Rare Opportunity for GI Motility Fellows
Jul 11, 2023 Sarah Spivack LaRosa. Photograph by Rachael Porter.
When Ali Rezaie, MD, arrived at Cedars-Sinai as the first GI motility fellow in 2012, few such fellowships were available in North America. Today, as medical director of GI Motility Medicine, Dr. Rezaie strives to increase training opportunities in his field.
“Up to 35 million people in the United States suffer from at least one GI motility disorder, but we have far fewer specialists than needed to serve these patients,” he says. “Cedars-Sinai houses one of the largest GI motility centers in the country, serving more than 7,000 patients per year.”

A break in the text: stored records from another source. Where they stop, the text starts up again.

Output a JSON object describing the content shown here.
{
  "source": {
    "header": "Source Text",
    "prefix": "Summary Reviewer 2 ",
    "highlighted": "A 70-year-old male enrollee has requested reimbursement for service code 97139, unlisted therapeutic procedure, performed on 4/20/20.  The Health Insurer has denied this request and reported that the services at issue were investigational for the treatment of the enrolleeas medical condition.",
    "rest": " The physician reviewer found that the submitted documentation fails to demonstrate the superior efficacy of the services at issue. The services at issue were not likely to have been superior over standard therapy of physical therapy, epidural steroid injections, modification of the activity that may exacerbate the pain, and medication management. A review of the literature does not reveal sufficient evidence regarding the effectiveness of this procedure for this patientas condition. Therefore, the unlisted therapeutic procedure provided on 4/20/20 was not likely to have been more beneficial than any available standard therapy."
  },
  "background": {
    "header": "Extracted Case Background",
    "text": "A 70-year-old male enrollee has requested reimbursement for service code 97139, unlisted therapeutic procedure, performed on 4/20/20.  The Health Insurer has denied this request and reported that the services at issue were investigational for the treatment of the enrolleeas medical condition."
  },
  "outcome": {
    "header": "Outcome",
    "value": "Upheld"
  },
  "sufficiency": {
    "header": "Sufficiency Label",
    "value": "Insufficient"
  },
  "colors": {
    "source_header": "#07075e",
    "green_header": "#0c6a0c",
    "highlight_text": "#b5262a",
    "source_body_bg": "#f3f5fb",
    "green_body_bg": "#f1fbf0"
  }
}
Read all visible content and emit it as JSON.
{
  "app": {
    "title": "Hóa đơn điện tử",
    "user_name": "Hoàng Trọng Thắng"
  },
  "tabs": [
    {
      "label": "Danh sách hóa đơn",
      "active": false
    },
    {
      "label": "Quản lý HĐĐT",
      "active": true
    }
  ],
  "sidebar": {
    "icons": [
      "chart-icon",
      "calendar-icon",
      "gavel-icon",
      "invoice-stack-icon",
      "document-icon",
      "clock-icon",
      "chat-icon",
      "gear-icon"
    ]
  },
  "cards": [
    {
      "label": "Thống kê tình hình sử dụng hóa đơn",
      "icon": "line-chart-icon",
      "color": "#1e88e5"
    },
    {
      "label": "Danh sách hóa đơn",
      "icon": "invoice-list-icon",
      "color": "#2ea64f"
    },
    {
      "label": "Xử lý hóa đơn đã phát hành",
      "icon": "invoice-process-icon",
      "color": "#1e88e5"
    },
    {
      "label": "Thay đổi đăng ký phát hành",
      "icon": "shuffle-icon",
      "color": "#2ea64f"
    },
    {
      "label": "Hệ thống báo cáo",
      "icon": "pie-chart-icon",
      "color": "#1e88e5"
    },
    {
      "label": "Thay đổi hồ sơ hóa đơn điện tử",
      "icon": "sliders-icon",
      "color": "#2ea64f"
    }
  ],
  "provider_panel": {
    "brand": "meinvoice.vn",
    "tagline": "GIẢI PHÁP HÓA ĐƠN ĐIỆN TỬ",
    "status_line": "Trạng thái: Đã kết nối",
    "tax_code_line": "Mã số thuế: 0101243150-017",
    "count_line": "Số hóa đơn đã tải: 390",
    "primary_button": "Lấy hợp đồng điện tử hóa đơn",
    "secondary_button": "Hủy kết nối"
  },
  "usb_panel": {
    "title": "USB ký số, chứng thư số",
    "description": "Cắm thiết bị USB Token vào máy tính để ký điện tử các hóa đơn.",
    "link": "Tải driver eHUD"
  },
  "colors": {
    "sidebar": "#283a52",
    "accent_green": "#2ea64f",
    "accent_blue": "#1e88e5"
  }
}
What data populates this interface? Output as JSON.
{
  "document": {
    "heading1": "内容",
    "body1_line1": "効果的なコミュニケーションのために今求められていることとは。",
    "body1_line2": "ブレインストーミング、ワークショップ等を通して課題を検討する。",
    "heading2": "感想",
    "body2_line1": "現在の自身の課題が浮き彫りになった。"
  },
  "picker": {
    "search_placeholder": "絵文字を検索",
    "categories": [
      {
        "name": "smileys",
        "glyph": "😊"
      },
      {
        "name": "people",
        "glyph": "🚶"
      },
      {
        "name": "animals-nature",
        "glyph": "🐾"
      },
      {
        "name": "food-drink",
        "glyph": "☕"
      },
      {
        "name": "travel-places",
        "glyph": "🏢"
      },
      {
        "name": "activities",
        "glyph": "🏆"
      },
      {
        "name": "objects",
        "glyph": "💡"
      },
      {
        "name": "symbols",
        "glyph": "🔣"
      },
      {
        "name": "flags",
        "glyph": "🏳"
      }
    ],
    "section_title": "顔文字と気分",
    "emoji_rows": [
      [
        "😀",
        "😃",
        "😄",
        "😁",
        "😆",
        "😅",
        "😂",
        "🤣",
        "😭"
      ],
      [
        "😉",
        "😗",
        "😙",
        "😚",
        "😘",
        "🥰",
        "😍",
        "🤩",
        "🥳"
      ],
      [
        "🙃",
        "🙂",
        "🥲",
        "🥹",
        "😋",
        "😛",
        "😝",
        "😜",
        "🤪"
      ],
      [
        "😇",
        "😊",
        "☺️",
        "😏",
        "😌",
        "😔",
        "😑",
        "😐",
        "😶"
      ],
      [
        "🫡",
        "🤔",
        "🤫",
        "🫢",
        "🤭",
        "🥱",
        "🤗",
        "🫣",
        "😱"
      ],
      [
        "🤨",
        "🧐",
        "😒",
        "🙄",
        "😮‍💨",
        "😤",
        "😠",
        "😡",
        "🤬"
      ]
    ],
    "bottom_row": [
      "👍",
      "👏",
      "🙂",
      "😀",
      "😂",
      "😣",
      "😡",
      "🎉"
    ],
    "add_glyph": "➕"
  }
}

The volume and diversity of patients—some of whom seek out Cedars-Sinai from other countries—along with the breadth of the faculty’s expertise, makes the training program a unique opportunity for one funded fellow each year.
“We treat diseases that involve the movement of the gut from ‘gum to bum,’” Dr. Rezaie says. “Cedars-Sinai is exceptional because we provide services for the foregut, midgut and hindgut, while most programs focus narrowly on one area.”
Dr. Rezaie notes that fellows benefit from exposure to research methodology and clinical care. Such training isn’t widely available in part because GI motility is a relatively new field requiring advanced technology for disease detection.
“There is no shortage of large medical centers,” Dr. Rezaie says, “but the forward-thinking culture at Cedars-Sinai and the willingness to invest in technology are why our gastroenterology programs are so strong.”